Thomas Cornely, SVP of Product Management, Nutanix.

Tech is evolving faster than ever. If you apply the Gartner Hype Cycle to generative AI, for example, it's gone up incredibly quickly, peaked and is already on its way down to the Trough of Disillusionment. The way things are going, there's no question we will eventually get to the Plateau of Productivity—where a technology is deemed to have reached mainstream adoption.

Some enterprises have spent a lot of money investing in GenAI, while others are just gearing up to free up the budget. In all cases, there's a clear admission that this is going to be harder than we think. The mood has shifted quickly, but the story is far from over.

From Bots To Agents

I've been in Silicon Valley for more than 25 years now. We've seen several of these cycles, and they all follow the same phases: People get the spark from Silicon Valley, are shocked by the tech and wonder about all of the possible ramifications. In the meantime, people in Silicon Valley roll up their sleeves, work through the kinks, experience a ton of failures, note the areas where the tech is getting traction and eventually have a massive impact.

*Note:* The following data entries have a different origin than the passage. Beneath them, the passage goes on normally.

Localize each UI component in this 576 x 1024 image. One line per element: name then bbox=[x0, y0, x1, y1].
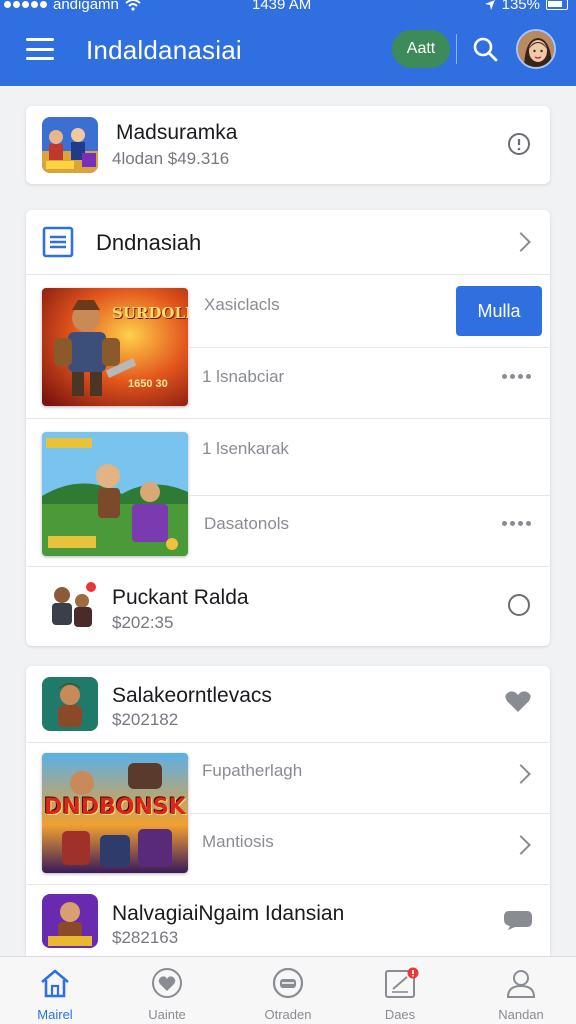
game-thumbnail bbox=[42, 579, 98, 635]
collection-card: Salakeorntlevacs $202182 DNDBONSK Fupath… bbox=[26, 666, 550, 956]
game-label: Dasatonols bbox=[204, 514, 290, 533]
list-item[interactable]: Salakeorntlevacs $202182 bbox=[26, 666, 550, 742]
profile-icon bbox=[506, 970, 536, 998]
nav-label: Mairel bbox=[37, 1007, 73, 1022]
page-title: Indaldanasiai bbox=[86, 35, 242, 65]
heart-icon bbox=[152, 968, 182, 998]
item-title: Madsuramka bbox=[116, 121, 238, 144]
signal-icon bbox=[4, 1, 47, 8]
artwork-caption: 1650 30 bbox=[128, 378, 168, 390]
menu-button[interactable] bbox=[26, 38, 54, 60]
more-options-icon[interactable] bbox=[502, 374, 531, 379]
game-thumbnail bbox=[42, 677, 98, 731]
radio-icon[interactable] bbox=[507, 593, 531, 617]
divider bbox=[188, 347, 550, 348]
wifi-icon bbox=[125, 0, 141, 11]
collection-card: Dndnasiah SURDOLL 1650 30 Xasiclacls Mul… bbox=[26, 210, 550, 646]
primary-action-button[interactable]: Mulla bbox=[456, 286, 542, 336]
app-header: andigamn 1439 AM 135% Indaldanasiai Aatt bbox=[0, 0, 576, 86]
nav-label: Otraden bbox=[264, 1007, 312, 1022]
game-artwork: SURDOLL 1650 30 bbox=[42, 288, 188, 406]
home-icon bbox=[41, 969, 69, 998]
game-row[interactable]: SURDOLL 1650 30 Xasiclacls Mulla 1 lsnab… bbox=[26, 274, 550, 418]
nav-label: Uainte bbox=[148, 1007, 186, 1022]
artwork-title: SURDOLL bbox=[112, 304, 188, 322]
game-artwork bbox=[42, 432, 188, 556]
list-icon bbox=[42, 226, 74, 258]
game-label: Mantiosis bbox=[202, 832, 274, 851]
divider bbox=[456, 34, 457, 64]
game-label: 1 lsnabciar bbox=[202, 367, 285, 386]
heart-icon[interactable] bbox=[504, 690, 532, 714]
list-item[interactable]: NalvagiaiNgaim Idansian $282163 bbox=[26, 884, 550, 956]
info-icon[interactable] bbox=[507, 132, 531, 156]
chevron-right-icon bbox=[511, 232, 531, 252]
nav-tab-notes[interactable]: Daes bbox=[345, 957, 455, 1024]
item-title: Salakeorntlevacs bbox=[112, 684, 272, 707]
item-title: Puckant Ralda bbox=[112, 586, 249, 609]
divider bbox=[188, 813, 550, 814]
nav-tab-profile[interactable]: Nandan bbox=[466, 957, 576, 1024]
section-title: Dndnasiah bbox=[96, 230, 202, 255]
item-subtitle: $282163 bbox=[112, 928, 179, 947]
game-row[interactable]: DNDBONSK Fupatherlagh Mantiosis bbox=[26, 742, 550, 884]
carrier-label: andigamn bbox=[53, 0, 119, 13]
status-bar: andigamn 1439 AM 135% bbox=[0, 0, 576, 18]
battery-status: 135% bbox=[484, 0, 568, 13]
avatar[interactable] bbox=[516, 29, 556, 69]
chevron-right-icon[interactable] bbox=[511, 835, 531, 855]
game-thumbnail bbox=[42, 117, 98, 173]
game-row[interactable]: 1 lsenkarak Dasatonols bbox=[26, 418, 550, 566]
artwork-title: DNDBONSK bbox=[44, 795, 186, 820]
bottom-navigation: Mairel Uainte Otraden Daes Nandan bbox=[0, 956, 576, 1024]
search-icon[interactable] bbox=[472, 36, 498, 62]
game-artwork: DNDBONSK bbox=[42, 753, 188, 873]
battery-icon bbox=[546, 0, 568, 10]
nav-label: Daes bbox=[384, 1007, 416, 1022]
divider bbox=[188, 495, 550, 496]
item-subtitle: $202:35 bbox=[112, 613, 174, 632]
game-label: Xasiclacls bbox=[204, 295, 280, 314]
chevron-right-icon[interactable] bbox=[511, 764, 531, 784]
location-icon bbox=[484, 0, 495, 10]
status-time: 1439 AM bbox=[252, 0, 312, 13]
notes-icon bbox=[385, 967, 419, 998]
summary-card[interactable]: Madsuramka 4lodan $49.316 bbox=[26, 106, 550, 184]
game-label: Fupatherlagh bbox=[202, 761, 303, 780]
item-subtitle: 4lodan $49.316 bbox=[112, 149, 230, 168]
item-subtitle: $202182 bbox=[112, 710, 179, 729]
more-options-icon[interactable] bbox=[502, 521, 531, 526]
chat-icon bbox=[272, 967, 304, 999]
item-title: NalvagiaiNgaim Idansian bbox=[112, 902, 345, 925]
battery-label: 135% bbox=[501, 0, 540, 13]
nav-label: Nandan bbox=[498, 1007, 544, 1022]
section-header[interactable]: Dndnasiah bbox=[26, 210, 550, 274]
game-thumbnail bbox=[42, 894, 98, 948]
chat-bubble-icon[interactable] bbox=[503, 909, 533, 931]
nav-tab-chat[interactable]: Otraden bbox=[233, 957, 343, 1024]
status-pill-button[interactable]: Aatt bbox=[392, 30, 450, 68]
game-label: 1 lsenkarak bbox=[202, 439, 289, 458]
avatar-image bbox=[518, 31, 554, 67]
nav-tab-favorites[interactable]: Uainte bbox=[112, 957, 222, 1024]
nav-tab-home[interactable]: Mairel bbox=[0, 957, 110, 1024]
carrier: andigamn bbox=[4, 0, 141, 13]
list-item[interactable]: Puckant Ralda $202:35 bbox=[26, 566, 550, 646]
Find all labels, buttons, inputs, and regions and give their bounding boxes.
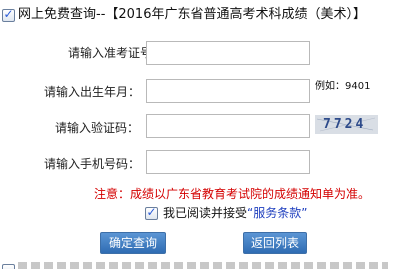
birth-input[interactable] xyxy=(146,79,310,103)
notice-text: 注意：成绩以广东省教育考试院的成绩通知单为准。 xyxy=(94,187,371,201)
agree-checkbox[interactable]: ✓ xyxy=(145,205,158,220)
back-to-list-button[interactable]: 返回列表 xyxy=(243,232,307,254)
phone-input[interactable] xyxy=(146,150,310,174)
page-header: ✓ 网上免费查询--【2016年广东省普通高考术科成绩（美术）】 xyxy=(0,4,397,26)
captcha-input[interactable] xyxy=(146,114,310,138)
captcha-image[interactable]: 7724 xyxy=(315,115,378,134)
check-icon: ✓ xyxy=(3,7,14,21)
agreement-label: 我已阅读并接受 xyxy=(163,206,248,220)
captcha-label: 请输入验证码： xyxy=(55,121,140,135)
next-item-checkbox[interactable] xyxy=(2,264,15,269)
birth-label: 请输入出生年月： xyxy=(44,85,141,99)
agreement-text: 我已阅读并接受“服务条款” xyxy=(163,205,307,221)
page-title: 网上免费查询--【2016年广东省普通高考术科成绩（美术）】 xyxy=(18,7,366,22)
next-item-text-cut xyxy=(18,262,388,269)
header-checkbox[interactable]: ✓ xyxy=(2,7,15,22)
next-item-strip xyxy=(0,262,397,269)
captcha-code: 7724 xyxy=(323,117,367,132)
birth-example-hint: 例如：9401 xyxy=(315,81,371,92)
check-icon: ✓ xyxy=(146,205,157,219)
terms-link[interactable]: “服务条款” xyxy=(247,206,307,220)
phone-label: 请输入手机号码： xyxy=(44,157,141,171)
exam-number-input[interactable] xyxy=(146,41,310,65)
query-button[interactable]: 确定查询 xyxy=(100,232,166,254)
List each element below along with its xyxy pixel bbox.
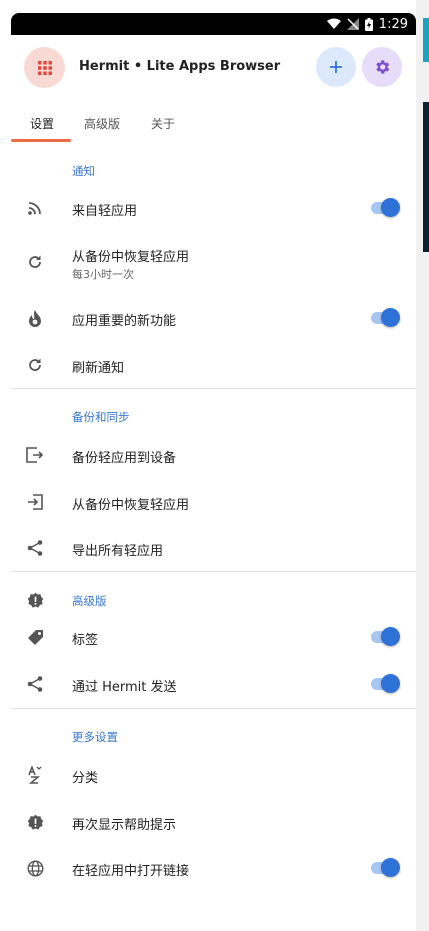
share-icon — [25, 674, 45, 694]
setting-refresh-notifications[interactable]: 刷新通知 — [11, 345, 416, 385]
add-button[interactable] — [316, 47, 356, 87]
section-divider — [11, 388, 416, 389]
tab-bar: 设置 高级版 关于 — [11, 101, 416, 143]
badge-alert-icon — [25, 590, 45, 610]
sort-az-icon — [25, 765, 45, 785]
toggle-switch[interactable] — [371, 308, 401, 328]
setting-export-apps[interactable]: 导出所有轻应用 — [11, 528, 416, 568]
toggle-switch[interactable] — [371, 627, 401, 647]
clock: 1:29 — [378, 16, 408, 32]
setting-label: 备份轻应用到设备 — [72, 451, 177, 466]
setting-sync-frequency[interactable]: 从备份中恢复轻应用 每3小时一次 — [11, 238, 416, 284]
setting-label: 再次显示帮助提示 — [72, 818, 177, 833]
setting-label: 从备份中恢复轻应用 — [72, 498, 190, 513]
toggle-switch[interactable] — [371, 858, 401, 878]
app-grid-icon[interactable] — [24, 47, 65, 88]
setting-open-links-in-lite-apps[interactable]: 在轻应用中打开链接 — [11, 848, 416, 888]
flame-icon — [25, 308, 45, 328]
import-icon — [25, 492, 45, 512]
section-header-backup: 备份和同步 — [72, 410, 130, 424]
setting-sort[interactable]: 分类 — [11, 755, 416, 795]
wifi-icon — [326, 18, 341, 29]
tab-settings[interactable]: 设置 — [30, 115, 54, 132]
section-header-row-premium: 高级版 — [11, 590, 416, 612]
setting-label: 来自轻应用 — [72, 204, 138, 219]
section-divider — [11, 708, 416, 709]
setting-label: 从备份中恢复轻应用 — [72, 250, 190, 265]
setting-backup-apps[interactable]: 备份轻应用到设备 — [11, 435, 416, 475]
setting-label: 通过 Hermit 发送 — [72, 680, 177, 695]
export-icon — [25, 445, 45, 465]
plus-icon — [330, 61, 342, 73]
setting-label: 标签 — [72, 633, 99, 648]
header: Hermit • Lite Apps Browser — [11, 35, 416, 101]
setting-label: 导出所有轻应用 — [72, 544, 164, 559]
setting-send-via-hermit[interactable]: 通过 Hermit 发送 — [11, 664, 416, 704]
globe-icon — [25, 858, 45, 878]
refresh-icon — [25, 355, 45, 375]
badge-alert-icon — [25, 812, 45, 832]
setting-label: 刷新通知 — [72, 361, 125, 376]
setting-tags[interactable]: 标签 — [11, 617, 416, 657]
gear-icon — [376, 60, 390, 74]
battery-icon — [364, 17, 373, 31]
setting-label: 在轻应用中打开链接 — [72, 864, 190, 879]
settings-button[interactable] — [362, 47, 402, 87]
status-bar: 1:29 — [11, 13, 416, 35]
tab-indicator — [11, 139, 71, 142]
rss-icon — [25, 198, 45, 218]
section-header-premium: 高级版 — [72, 594, 107, 608]
toggle-switch[interactable] — [371, 198, 401, 218]
tab-premium[interactable]: 高级版 — [84, 115, 120, 132]
share-icon — [25, 538, 45, 558]
setting-label: 应用重要的新功能 — [72, 314, 177, 329]
setting-show-help-tips[interactable]: 再次显示帮助提示 — [11, 802, 416, 842]
background-strip — [423, 18, 429, 62]
toggle-switch[interactable] — [371, 674, 401, 694]
no-signal-icon — [346, 18, 359, 30]
setting-from-lite-apps[interactable]: 来自轻应用 — [11, 188, 416, 228]
setting-restore-apps[interactable]: 从备份中恢复轻应用 — [11, 482, 416, 522]
refresh-icon — [25, 252, 45, 272]
tab-about[interactable]: 关于 — [151, 115, 175, 132]
section-header-more-settings: 更多设置 — [72, 730, 118, 744]
setting-important-features[interactable]: 应用重要的新功能 — [11, 298, 416, 338]
app-title: Hermit • Lite Apps Browser — [79, 59, 281, 74]
tag-icon — [25, 627, 45, 647]
setting-sublabel: 每3小时一次 — [72, 268, 134, 281]
section-header-notifications: 通知 — [72, 164, 95, 178]
background-image-strip — [423, 102, 429, 252]
section-divider — [11, 571, 416, 572]
setting-label: 分类 — [72, 771, 99, 786]
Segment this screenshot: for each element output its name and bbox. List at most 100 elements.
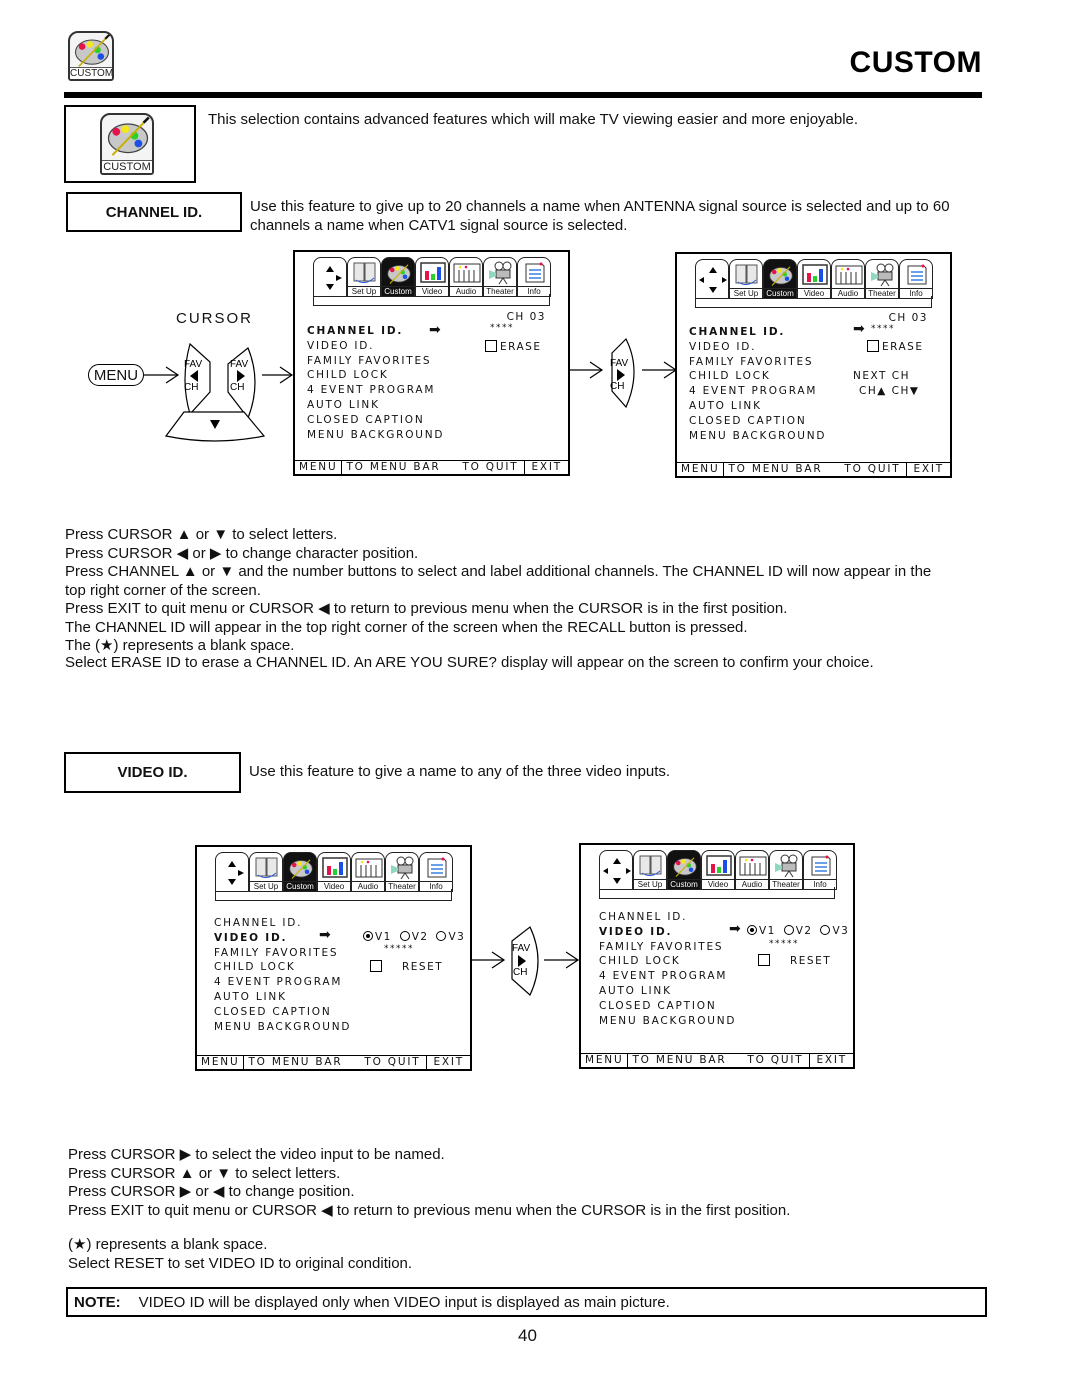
cursor-right-button[interactable]: FAV CH [511,926,539,996]
footer-exit: EXIT [809,1054,853,1067]
reset-option[interactable]: RESET [758,954,831,967]
tab-video[interactable]: Video [317,852,351,892]
tab-cursor-nav[interactable] [313,257,347,297]
menu-item-child-lock[interactable]: CHILD LOCK [214,960,351,975]
menu-item-auto-link[interactable]: AUTO LINK [214,990,351,1005]
menu-item-menu-background[interactable]: MENU BACKGROUND [214,1020,351,1035]
arrow-right-icon [144,366,180,384]
tab-cursor-nav[interactable] [215,852,249,892]
menu-item-video-id[interactable]: VIDEO ID. [689,340,826,355]
tab-custom[interactable]: Custom [667,850,701,890]
menu-item-auto-link[interactable]: AUTO LINK [689,399,826,414]
arrow-right-icon [570,361,604,379]
tab-cursor-nav[interactable] [695,259,729,299]
menu-item-4-event-program[interactable]: 4 EVENT PROGRAM [307,383,444,398]
cursor-left-button[interactable]: FAV CH [184,342,211,416]
tab-info[interactable]: Info [419,852,453,892]
svg-text:CH: CH [230,382,244,393]
reset-checkbox[interactable] [370,960,382,972]
tab-set-up[interactable]: Set Up [347,257,381,297]
menu-item-channel-id[interactable]: CHANNEL ID. [689,325,826,340]
erase-checkbox[interactable] [867,340,879,352]
tab-cursor-nav[interactable] [599,850,633,890]
svg-text:FAV: FAV [512,943,530,954]
tab-theater[interactable]: Theater [385,852,419,892]
menu-item-video-id[interactable]: VIDEO ID. [599,925,736,940]
footer-to-menu-bar: TO MENU BAR [632,1054,727,1066]
menu-item-menu-background[interactable]: MENU BACKGROUND [689,429,826,444]
tab-video[interactable]: Video [701,850,735,890]
radio-v3[interactable] [820,925,831,935]
channel-id-value[interactable]: **** [871,324,895,334]
tab-audio[interactable]: Audio [351,852,385,892]
menu-item-closed-caption[interactable]: CLOSED CAPTION [689,414,826,429]
video-id-value[interactable]: ***** [769,939,799,949]
menu-item-family-favorites[interactable]: FAMILY FAVORITES [214,946,351,961]
menu-item-channel-id[interactable]: CHANNEL ID. [307,324,444,339]
footer-to-menu-bar: TO MENU BAR [728,463,823,475]
video-id-description: Use this feature to give a name to any o… [249,763,671,780]
menu-item-child-lock[interactable]: CHILD LOCK [599,954,736,969]
tab-set-up[interactable]: Set Up [249,852,283,892]
tab-info[interactable]: Info [517,257,551,297]
cursor-down-button[interactable] [164,411,266,442]
tab-info[interactable]: Info [899,259,933,299]
radio-v2[interactable] [783,925,794,935]
tab-theater[interactable]: Theater [483,257,517,297]
radio-v1[interactable] [363,931,373,941]
menu-item-child-lock[interactable]: CHILD LOCK [689,369,826,384]
info-document-icon [525,262,545,283]
menu-item-auto-link[interactable]: AUTO LINK [599,984,736,999]
erase-option[interactable]: ERASE [867,340,924,353]
tab-theater[interactable]: Theater [769,850,803,890]
pointer-arrow-icon: ➡ [319,927,333,943]
remote-right-cluster: FAV CH [570,337,678,409]
menu-button[interactable]: MENU [88,364,144,386]
channel-id-value[interactable]: **** [490,323,514,333]
reset-label: RESET [402,961,444,973]
note-text: VIDEO ID will be displayed only when VID… [138,1293,670,1311]
tab-custom[interactable]: Custom [283,852,317,892]
cursor-right-button[interactable]: FAV CH [610,337,635,409]
menu-item-video-id[interactable]: VIDEO ID. [307,339,444,354]
tab-custom[interactable]: Custom [763,259,797,299]
tab-audio[interactable]: Audio [735,850,769,890]
erase-option[interactable]: ERASE [485,340,542,353]
menu-item-family-favorites[interactable]: FAMILY FAVORITES [689,355,826,370]
reset-checkbox[interactable] [758,954,770,966]
tab-audio[interactable]: Audio [449,257,483,297]
cursor-right-button[interactable]: FAV CH [227,347,256,420]
reset-option[interactable]: RESET [370,960,443,973]
tab-info[interactable]: Info [803,850,837,890]
menu-item-child-lock[interactable]: CHILD LOCK [307,368,444,383]
radio-v2[interactable] [399,931,410,941]
menu-item-4-event-program[interactable]: 4 EVENT PROGRAM [689,384,826,399]
tab-set-up[interactable]: Set Up [729,259,763,299]
tab-video[interactable]: Video [415,257,449,297]
erase-checkbox[interactable] [485,340,497,352]
menu-item-closed-caption[interactable]: CLOSED CAPTION [599,999,736,1014]
tab-set-up[interactable]: Set Up [633,850,667,890]
tab-video[interactable]: Video [797,259,831,299]
menu-item-menu-background[interactable]: MENU BACKGROUND [599,1014,736,1029]
instruction-line: top right corner of the screen. [65,581,261,599]
menu-item-4-event-program[interactable]: 4 EVENT PROGRAM [214,975,351,990]
menu-item-auto-link[interactable]: AUTO LINK [307,398,444,413]
radio-v3[interactable] [436,931,447,941]
menu-item-closed-caption[interactable]: CLOSED CAPTION [214,1005,351,1020]
setup-icon [353,262,376,284]
menu-item-family-favorites[interactable]: FAMILY FAVORITES [599,940,736,955]
tab-custom[interactable]: Custom [381,257,415,297]
menu-item-family-favorites[interactable]: FAMILY FAVORITES [307,354,444,369]
fav-label: FAV [184,359,202,370]
tab-theater[interactable]: Theater [865,259,899,299]
video-id-value[interactable]: ***** [384,944,414,954]
menu-item-4-event-program[interactable]: 4 EVENT PROGRAM [599,969,736,984]
radio-v1[interactable] [747,925,757,935]
menu-item-channel-id[interactable]: CHANNEL ID. [599,910,736,925]
menu-item-closed-caption[interactable]: CLOSED CAPTION [307,413,444,428]
menu-item-menu-background[interactable]: MENU BACKGROUND [307,428,444,443]
tab-audio[interactable]: Audio [831,259,865,299]
instruction-line: Press CURSOR ▲ or ▼ to select letters. [68,1164,341,1182]
svg-text:FAV: FAV [610,358,628,369]
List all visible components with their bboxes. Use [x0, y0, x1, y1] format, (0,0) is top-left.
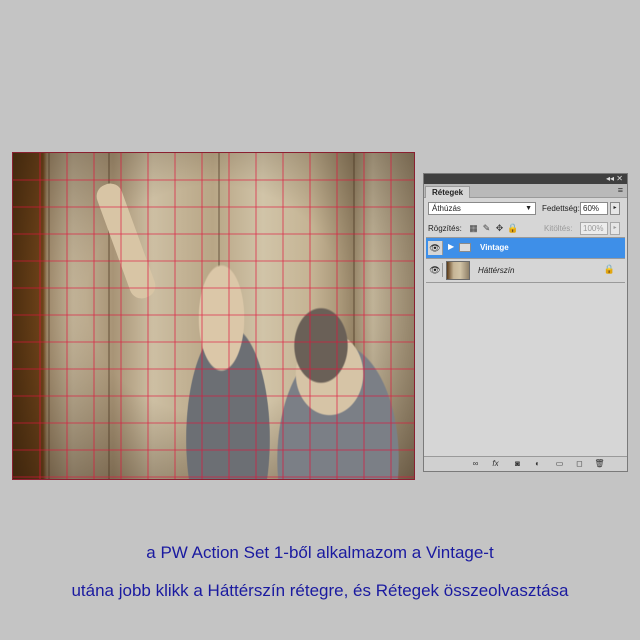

We saw it with the internet, Big Data and SaaS. Look beyond the return on GenAI headlines—this is happening. GenAI is like every tech revolution we've gone through.

The biggest shock is how fast it's moving through all of these phases. We've seen crazy hype almost immediately paired with hard questions (e.g., the reaction to early examples of hallucination), but in the background, there's already a lot of activity around the areas of application. GenAI has quickly moved from chatbot to productive agent to "we're going to replace everybody" to "we're going to make everybody more effective and more productive."

Some Industries Are Tougher To Crack Than Others

Take law firms, for example. In the early days of ChatGPT, friends of mine in law firms were openly wondering about the short-term impact of GenAI on the role and need for junior lawyers. ChatGPT would take care of preparing briefs, doing the research, preparing arguments and directly feeding this to senior partners. It would be faster, more efficient and more cost-effective. What followed instead were stories of lawyers running into massive legal issues due to hallucinations.

Now, some people are questioning whether industries like legal and finance are appropriate places to let the reins go and unleash GenAI due to the importance placed on being accurate. We probably have some ways to go in these verticals to make sure there's nothing that could go sideways.

There's a good reason for this sobering realization. For example, applying GenAI to banking workflows is especially difficult given how regulated that industry is. It can't simply take any application powered by any random AI foundation model. It has to know that a model is not going to veer off and create compliance issues. This is a massive hurdle to overcome; keeping "generic" tech compliant when it's effectively a black box is incredibly difficult.

There's a huge tension here between the broader GenAI applications that are going to take more time and the specific workflows and business problems where operational AI is moving at pace.

Amplifying, Not Replacing, People

It's becoming clear that it's better to focus on areas where you can tolerate more risk. For other areas, stick to complementing and making somebody more effective at their job. It's critical to always have a person involved to apply what humans offer.

We're moving from hype to reality much like when we moved from log tables to slide rules to the calculator. Operational AI is about accelerating processes and people's productivity. It's not about replacing people—it's about amplifying what people are doing.

At Nutanix, we started using GenAI to improve our support by providing chatbots to our support representatives, providing quick and easy access to information that helps guide them in the right direction. The human element continues to be important, and we're also working with our engineering teams to leverage GenAI to work faster so our teams can focus on the more complex work while GenAI solves the more straightforward tasks.

We are not unique in incorporating GenAI into our organization. I know one company that is applying it to internal data to ensure call center agents are compliant. The company records all of its customer calls and feeds them into a GenAI application that flags anything suspicious for a human to double-check.

Previously, the company's employees would cherry-pick calls, listen and try to figure out if they have to worry about a given interaction. Now, they use GenAI as a prefilter and apply their resources to what deserves a second look.

This is a prime example of using GenAI to amplify and accelerate the existing process—complementing what employees were already doing while relying on people to make the final decision.

Operational AI Is Here

GenAI is already going down to the Trough of Disillusionment because it captured our imaginations as a technology that could do anything and everything. That predictably turned out to be too much to ask. If you look more closely, however, operational AI is rising fast. Many of us were impressed by what we could do with ChatGPT and some of what followed from Meta and Google. There was a surprise factor initially, and then people and businesses wanted to know how to use the tech effectively.

Now, enterprises are applying AI to optimize processes; the shift from bots to agents is ramping up quickly. This could not have happened without the GenAI big bang moment.